Fitness facilities located in Young Men’s Christian Association buildings also have been the subject of litigation under statutes granting tax exemption to facilities used for "charitable” purposes. The Oregon Supreme Court denied the exemption claim, Young Men's Christian Association of Columbia-Willamette v. Department of Revenue, 308 Or. 644, 784 P.2d 1086 (1989), but courts in California and Pennsylvania have granted the exemption to facilities similar to that at issue in the Oregon decision. Clubs of California for Fair Competition v. Kroger, 7 Cal.App. 4th 709, 9 Cal.Rptr.2d 247 (1992); City of Pittsburgh v. Board of Property Assessment, Appeals and Review, 129 Pa.Cmwlth. 69, 564 A.2d 1026 (1989). In deciding whether use of hospital-owned properties as fitness facilities constituted charitable uses, these decisions used a standard dilferent from that applied in Middle Tennessee Medical Center and Indianapolis Osteopathic Hospital. In the YMCA context, public access to the facility was essential to the granting of the exemption. In the hospital context, however, public use of a fitness facility disqualified it from exemption. The YMCA cases, therefore, are not instructive in analyzing HMC’s exemption claims. In New Jersey, real property "used for the purposes and in the work of” Young Men's Christian Associations and similar organizations is exempt from property taxation under N.J.S.A. 54:4-3.24. Research has not disclosed any case law discussing whether YMCA fitness centers qualify for exemption under this statute.
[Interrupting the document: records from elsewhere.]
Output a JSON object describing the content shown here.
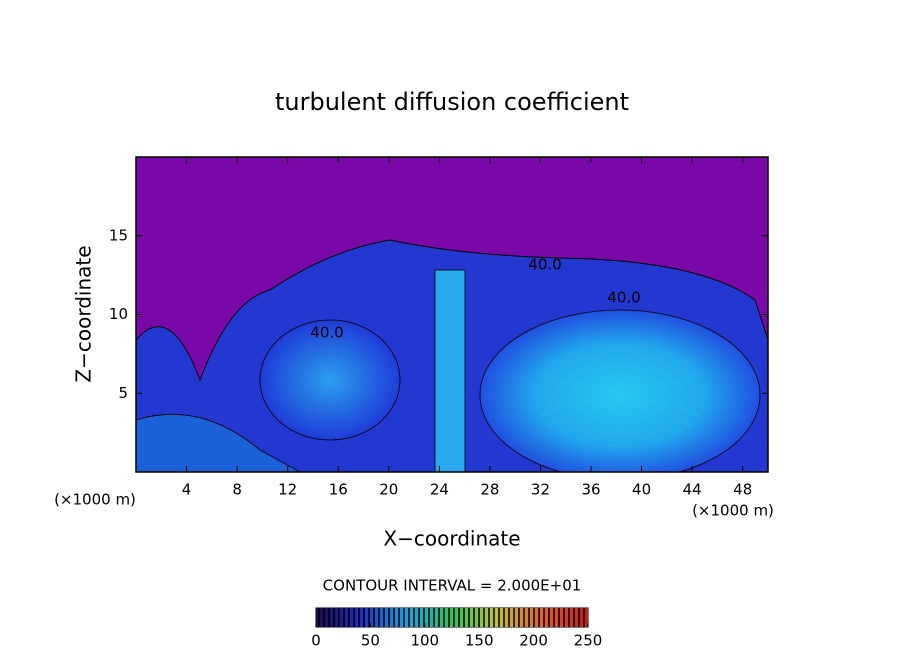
{
  "chart_data": {
    "type": "contour",
    "title": "turbulent diffusion coefficient",
    "x_label": "X−coordinate",
    "y_label": "Z−coordinate",
    "x_unit": "(×1000 m)",
    "y_unit": "(×1000 m)",
    "xlim": [
      0,
      50
    ],
    "xticks": [
      4,
      8,
      12,
      16,
      20,
      24,
      28,
      32,
      36,
      40,
      44,
      48
    ],
    "ylim": [
      0,
      20
    ],
    "yticks": [
      5,
      10,
      15
    ],
    "contour_labels": [
      "40.0",
      "40.0",
      "40.0"
    ],
    "contour_interval_label": "CONTOUR INTERVAL = 2.000E+01",
    "colorbar": {
      "lim": [
        0,
        250
      ],
      "ticks": [
        0,
        50,
        100,
        150,
        200,
        250
      ],
      "colors": [
        "#1a0a50",
        "#2030c0",
        "#20a0e0",
        "#30c060",
        "#c0c040",
        "#e06030",
        "#c02020"
      ]
    }
  }
}
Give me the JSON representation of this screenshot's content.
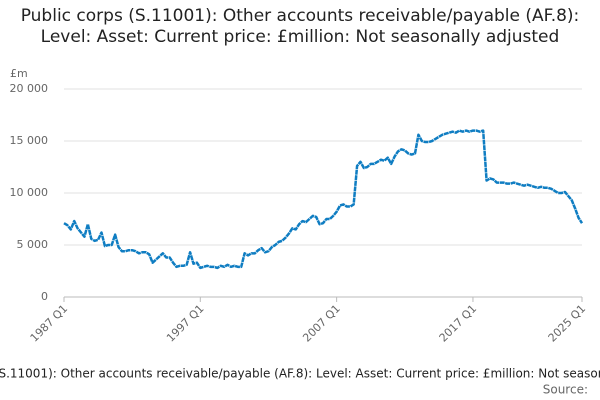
{
  "chart_data": {
    "type": "line",
    "title": "Public corps (S.11001): Other accounts receivable/payable (AF.8): Level: Asset: Current price: £million: Not seasonally adjusted",
    "y_label": "£m",
    "source_label": "Source:",
    "categories": [
      "1987 Q1",
      null,
      null,
      null,
      null,
      null,
      null,
      null,
      null,
      null,
      null,
      null,
      null,
      null,
      null,
      null,
      null,
      null,
      null,
      null,
      null,
      null,
      null,
      null,
      null,
      null,
      null,
      null,
      null,
      null,
      null,
      null,
      null,
      null,
      null,
      null,
      null,
      null,
      null,
      null,
      "1997 Q1",
      null,
      null,
      null,
      null,
      null,
      null,
      null,
      null,
      null,
      null,
      null,
      null,
      null,
      null,
      null,
      null,
      null,
      null,
      null,
      null,
      null,
      null,
      null,
      null,
      null,
      null,
      null,
      null,
      null,
      null,
      null,
      null,
      null,
      null,
      null,
      null,
      null,
      null,
      null,
      "2007 Q1",
      null,
      null,
      null,
      null,
      null,
      null,
      null,
      null,
      null,
      null,
      null,
      null,
      null,
      null,
      null,
      null,
      null,
      null,
      null,
      null,
      null,
      null,
      null,
      null,
      null,
      null,
      null,
      null,
      null,
      null,
      null,
      null,
      null,
      null,
      null,
      null,
      null,
      null,
      null,
      "2017 Q1",
      null,
      null,
      null,
      null,
      null,
      null,
      null,
      null,
      null,
      null,
      null,
      null,
      null,
      null,
      null,
      null,
      null,
      null,
      null,
      null,
      null,
      null,
      null,
      null,
      null,
      null,
      null,
      null,
      null,
      null,
      null,
      "2025 Q1"
    ],
    "series": [
      {
        "name": "Public corps (S.11001): Other accounts receivable/payable (AF.8): Level: Asset: Current price: £million: Not seasonally adjusted",
        "color": "#0f7dc2",
        "values": [
          7100,
          6900,
          6500,
          7300,
          6600,
          6200,
          5800,
          7000,
          5600,
          5400,
          5500,
          6200,
          4900,
          5000,
          5000,
          6000,
          4800,
          4400,
          4400,
          4500,
          4500,
          4400,
          4200,
          4300,
          4300,
          4100,
          3300,
          3600,
          3900,
          4200,
          3800,
          3800,
          3300,
          2900,
          3000,
          3000,
          3100,
          4300,
          3200,
          3300,
          2800,
          2900,
          3000,
          2900,
          2900,
          2800,
          3000,
          2900,
          3100,
          2900,
          3000,
          2900,
          2900,
          4200,
          4000,
          4200,
          4200,
          4500,
          4700,
          4300,
          4400,
          4800,
          5000,
          5300,
          5400,
          5700,
          6100,
          6600,
          6500,
          7000,
          7300,
          7200,
          7500,
          7800,
          7700,
          7000,
          7100,
          7500,
          7500,
          7800,
          8200,
          8800,
          8900,
          8700,
          8700,
          8900,
          12600,
          13000,
          12400,
          12500,
          12800,
          12800,
          13000,
          13200,
          13100,
          13400,
          12800,
          13500,
          14000,
          14200,
          14100,
          13800,
          13700,
          13800,
          15600,
          15000,
          14900,
          14900,
          15000,
          15200,
          15400,
          15600,
          15700,
          15800,
          15900,
          15800,
          16000,
          15900,
          16000,
          15900,
          16000,
          16000,
          15900,
          16000,
          11200,
          11400,
          11300,
          11000,
          11000,
          11000,
          10900,
          10900,
          11000,
          10900,
          10800,
          10700,
          10800,
          10700,
          10600,
          10500,
          10600,
          10500,
          10500,
          10400,
          10200,
          10000,
          10000,
          10100,
          9700,
          9300,
          8500,
          7600,
          7100
        ]
      }
    ],
    "ylim": [
      0,
      20000
    ],
    "yticks": [
      0,
      {
        "value": 5000,
        "label": "5 000"
      },
      {
        "value": 10000,
        "label": "10 000"
      },
      {
        "value": 15000,
        "label": "15 000"
      },
      {
        "value": 20000,
        "label": "20 000"
      }
    ],
    "grid": true
  }
}
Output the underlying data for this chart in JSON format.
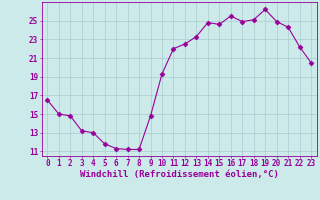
{
  "x": [
    0,
    1,
    2,
    3,
    4,
    5,
    6,
    7,
    8,
    9,
    10,
    11,
    12,
    13,
    14,
    15,
    16,
    17,
    18,
    19,
    20,
    21,
    22,
    23
  ],
  "y": [
    16.5,
    15.0,
    14.8,
    13.2,
    13.0,
    11.8,
    11.3,
    11.2,
    11.2,
    14.8,
    19.3,
    22.0,
    22.5,
    23.3,
    24.8,
    24.6,
    25.5,
    24.9,
    25.1,
    26.2,
    24.9,
    24.3,
    22.2,
    20.5
  ],
  "line_color": "#990099",
  "marker": "D",
  "marker_size": 2.5,
  "bg_color": "#cceaea",
  "grid_color": "#aacccc",
  "xlabel": "Windchill (Refroidissement éolien,°C)",
  "xlim": [
    -0.5,
    23.5
  ],
  "ylim": [
    10.5,
    27.0
  ],
  "yticks": [
    11,
    13,
    15,
    17,
    19,
    21,
    23,
    25
  ],
  "xticks": [
    0,
    1,
    2,
    3,
    4,
    5,
    6,
    7,
    8,
    9,
    10,
    11,
    12,
    13,
    14,
    15,
    16,
    17,
    18,
    19,
    20,
    21,
    22,
    23
  ],
  "axis_color": "#990099",
  "font_size_ticks": 5.5,
  "font_size_label": 6.5
}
In defining what constitutes unrelated trade or business income to a hospital under I.R.C. § 513, the Internal Revenue Service has used the test of whether the income is derived from hospital patients and has provided examples of "relationships that determine whether a person is a 'patient' of a hospital.” Rev. Rul. 68-376, 1968-2 C.B. 246, (1968). One author has suggested that the I.R.S. also employs tests relating to whether a hospital employee provided hands-on care and whether the same service or product was otherwise commercially available. Ned Randle, Tax Exempt Hospitals: The Effect of New or Expanded Services on Unrelated. Business Income and Exempt Status, 2 J. Pharmacy & L. 35, 43-44 (1993). Research has failed to disclose the basis for the author's reference to the second and third tests. The I.R.C. view of what constitutes a related hospital function appears to be far more liberal than the view adopted by the New Jersey courts in deciding the extent of the hospital purposes exemption under NJ.S.A. 54:4-3.6. Compare Rev. Rul. 69-463, 1969-2 C.B. 131 (1969) (ruling that a hospital's leasing of space, in an office building it owned adjacent to the hospital, to a private, but hospital-based, medical group did not generate unrelated trade or business income) with City of Long Branch v. Monmouth Medical Center, supra, 138 N.J.Super. at 535-36, 351 A.2d 756 (denying a property tax exemption to office space in a hospital-owned building leased to physicians affiliated with *333the hospital who used the offices for their private practices and to perform hospital staff functions).
In its initial post-trial brief, HMC cited an unreported bench opinion of the Tax Court in Hunterdon Medical Center v. Union Tp., Dkt. No. 004323-2003. HMC did not provide a transcript of the opinion and, therefore, violated the provisions of R. 1:36-3 relating to citation of unpublished opinions.